Dans la forêt des délibérations sur la réforme au Groupe de travail III de la CNUDCI (Réforme ISDS), l’élaboration d’un projet de Code de Conduite pour les décideurs dans les différends relatifs aux investissements (projet de code) était considérée comme un fruit à portée de main. Délégués et commentateurs du GTIII A fréquemment utilisé cette métaphore pour réfléchir au consensus parmi les principales parties prenantes que le Code devrait pouvoir être atteint en tant qu’instrument complet, universel et contraignant. Cependant, à l’issue des délibérations, le projet de code a été scindé en deux instruments (un pour les arbitres et un pour les juges dans les tribunaux d’investissement permanents) et finalisé alors que le temps s’écoulait comme un compromis durement gagné. Le processus de rédaction a révélé toutes les complexités et les tensions sous-jacentes susceptibles d’entraver les progrès, même sur les options de réforme largement acceptées.

Bien que la portée et les dispositions essentielles du projet de code aient déjà été analysées en détail ici, cet article mettra en évidence les défis et les compromis qui ont surgi lors de sa négociation et de sa rédaction, en les plaçant dans le contexte plus large du processus de réforme du RDIE. Ces observations seront complétées par les leçons éventuelles qui peuvent être tirées du parcours du projet de code pour les instruments poursuivis dans d’autres domaines de la réforme.

Projet de code de conduite : de l’unité à la bifurcation

Au cours des discussions préliminaires du GTIII, il n’était pas controversé que le projet de code réponde à toutes les principales préoccupations identifiés par le GTIII et s’appliquent communément aux arbitres ad hoc dans les procédures ISDS et éventuellement aux juges d’un tribunal multilatéral des investissements (MIC) que l’Union européenne (UE) a farouchement promu comme une réforme systémique pour l’ISDS. En ce sens, le projet de code serait viable quelles que soient les implications et la dynamique plus larges du processus de réforme du RDIE. Dans le même temps, les partisans de la réforme systémique ont fait remarquer que le projet de code est en effet un « fruit sain et facile à portée de main » mais qu’il n’est qu’un « apéritif » alors que l’UE attend l’établissement du MIC comme « plat principal ».

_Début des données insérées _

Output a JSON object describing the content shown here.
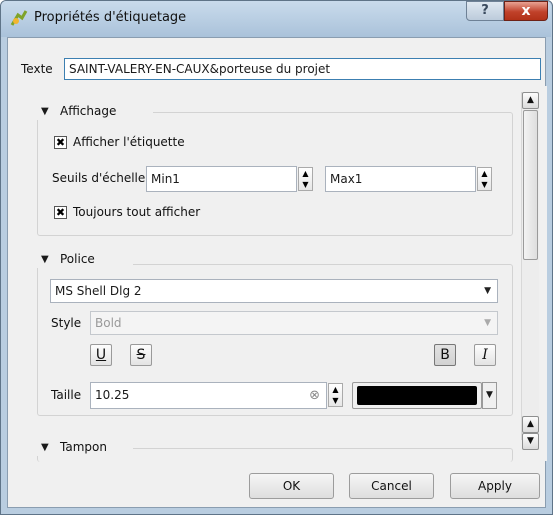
{
  "window": {
    "title": "Propriétés d'étiquetage",
    "help_glyph": "?",
    "close_glyph": "x"
  },
  "text_row": {
    "label": "Texte",
    "value": "SAINT-VALERY-EN-CAUX&porteuse du projet"
  },
  "affichage": {
    "title": "Affichage",
    "show_label": {
      "label": "Afficher l'étiquette",
      "checked": true
    },
    "scale": {
      "label": "Seuils d'échelle",
      "min_value": "Min1",
      "max_value": "Max1"
    },
    "always_show": {
      "label": "Toujours tout afficher",
      "checked": true
    }
  },
  "police": {
    "title": "Police",
    "font_value": "MS Shell Dlg 2",
    "style_label": "Style",
    "style_value": "Bold",
    "underline": "U",
    "strike": "S",
    "bold": "B",
    "italic": "I",
    "size_label": "Taille",
    "size_value": "10.25",
    "color": "#000000"
  },
  "tampon": {
    "title": "Tampon"
  },
  "buttons": {
    "ok": "OK",
    "cancel": "Cancel",
    "apply": "Apply"
  },
  "icons": {
    "expand": "▼",
    "up": "▲",
    "down": "▼",
    "check": "✖",
    "clear": "⊗"
  },
  "colors": {
    "titlebar": "#b9cde0",
    "close": "#c0412a",
    "focus": "#3c7fb1"
  }
}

Plutôt que de retarder l’adoption du projet de code de conduite à la recherche d’un instrument harmonisé et universel, le GTIII a choisi d’aller de l’avant et présenter le Code de conduite des arbitres à la Commission CNUDCI en juillet 2023 pour adoption, et de soumettre le Code de conduite des juges pour adoption en principe, en attendant sa finalisation à un stade ultérieur. Les dispositions finales du ou des projets de code(s) supposent un exercice d’équilibre délicat, reflétant les arbitrages et compromis qui ont marqué les délibérations et le processus de rédaction. Une telle approche était nécessaire à la lumière de la dynamique plus large de la réforme du RDIE.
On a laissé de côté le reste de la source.